Mira Dontcheva: From Search to Livestreaming

April 21, 2020

Tags: Careers, Human Computer Interaction

Mira Dontcheva, Principal Scientist and Research Manager at Adobe Research, fondly remembers her undergraduate years when she considered double majoring in computer science and photography. “In high school I was in darkrooms a lot. A part of me always wanted to be an artist,” she says. So when the opportunity to came to join Adobe Research in 2008, she couldn’t help but feel it was the right match.

When she started, Dontcheva spent a handful of years dedicated towards making the product easier for users—improving search features and adding in-product tutorials. We talked to Dontcheva to learn a little more about the evolution of her work, her patents, and how a run-in with an unrelated study about nurses proved to be the springboard for Dontcheva’s new research in livestreaming.

What is your current focus as a principal scientist and research manager?

Today, I’m most focused on livestreaming. I work closely with the Behance team, which has been letting creatives livestream directly from our products and building a community around that. In recent years we’ve been seeing growth on livestreaming across the board—artists, gamers, but also chefs and fitness professionals. It’s a really exciting space that poses interesting questions—how do you support the creators during a livestream? And what is most important after it is over? How do you let people repurpose the content?

What did you work on previously?

When I first joined, my thesis was all about the web and trying to make it easier for people to collect, organize content, and do research. I had created a system for authoring search templates, which helped users semi-automatically do research, like for a vacation for example. I used this same type of thinking to examine how we could implement a better learning experience for customers in Photoshop, and how we teach people besides with tutorials. For example, we created a lot of games to teach users skills. This work laid the foundation and helped inform what’s in our products today—better search functionalities and interactive walkthroughs.

And how did you start moving towards the research with livestreaming?
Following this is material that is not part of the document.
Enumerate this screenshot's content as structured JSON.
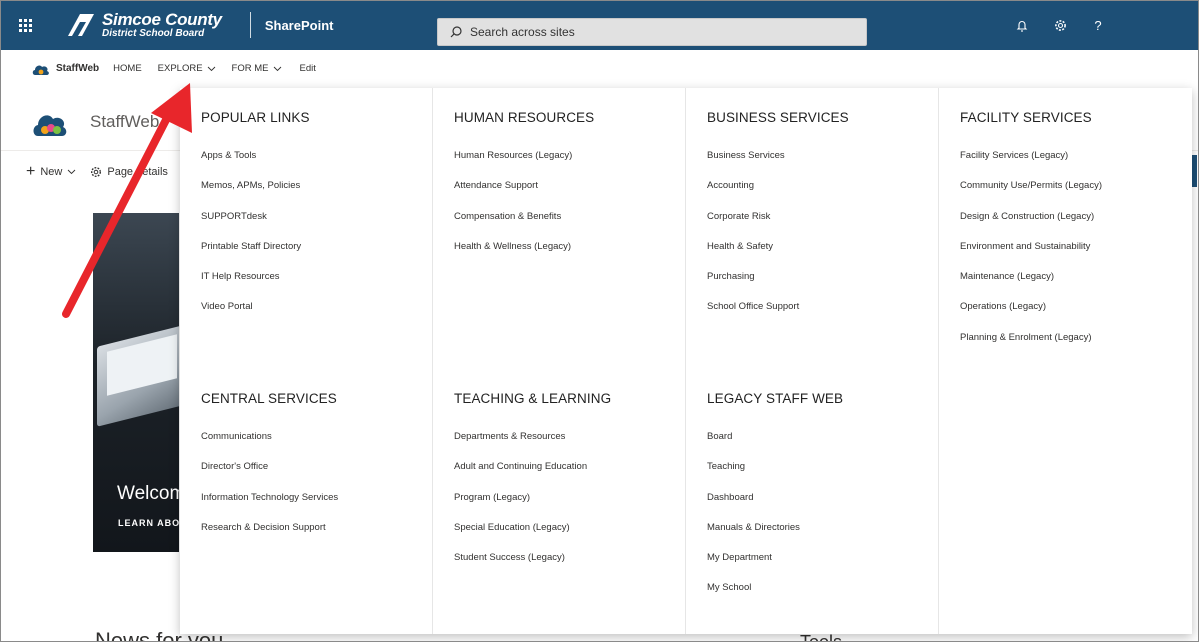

The inspiration behind that shift initially had nothing to do with livestreaming actually. I was listening to a study which tracked nurses in India who were treating patients in different villages. The problem was that their notes would take six weeks to get back to the doctor. So the study was around which would be more productive and adopted by the nurses: a cell phone or a digitizing tablet for regular notebooks that would automatically send their written notes to the doctor. The hypothesis was that the tablet would allow the nurses to use their existing tools (i.e., notebooks) and thus would be widely adopted, because the cell phone would be too complex to learn.

However, the cell phone won out by far. The study showed that the cell phone became a status symbol, and the nurses were treated with more respect. Although it was impossibly hard to use and learn compared to the tablet, it proved that people will do hard things as long as they have the right motivation.

This got me thinking about our products and what motivation we can provide to our users. And really the only answer is community. If your friends use it, then you will too. With this in mind, I started to shift towards community and collaboration, which led me to the livestreaming space.

You’ve filed numerous US patents while at Adobe, with topics relating to image editing, text recognition, tutorials, animation, and data analysis. Do you have any favorites?

One of my favorite patented inventions is PixelTone, which is a mobile app for voice-based image editing. At the time I created it, it was the age of Siri. It was very clear that voice interaction was going to be big. Adobe is known for image editing, so I wonder what a voice-based image editing app would be like. The idea was that if we can have our software understand what you’re saying, regardless of whether you’re an expert or a novice, it would be revolutionary. There is so much potential here, so the Photoshop team is exploring the space in collaboration with Adobe Research.

When I think about patents and publishing papers, I think about how creativity plays a crucial role in inventing. How do you stay creative and inspired?

I feel like my job is to be creative! But what inspires me often is my day-to-day life. I go to a lot of conferences, and see what other people are doing and what’s hot. For example, the nurse story. At face value, it didn’t apply to my work, but it did in the end. I often try to do something totally different to spark new ideas.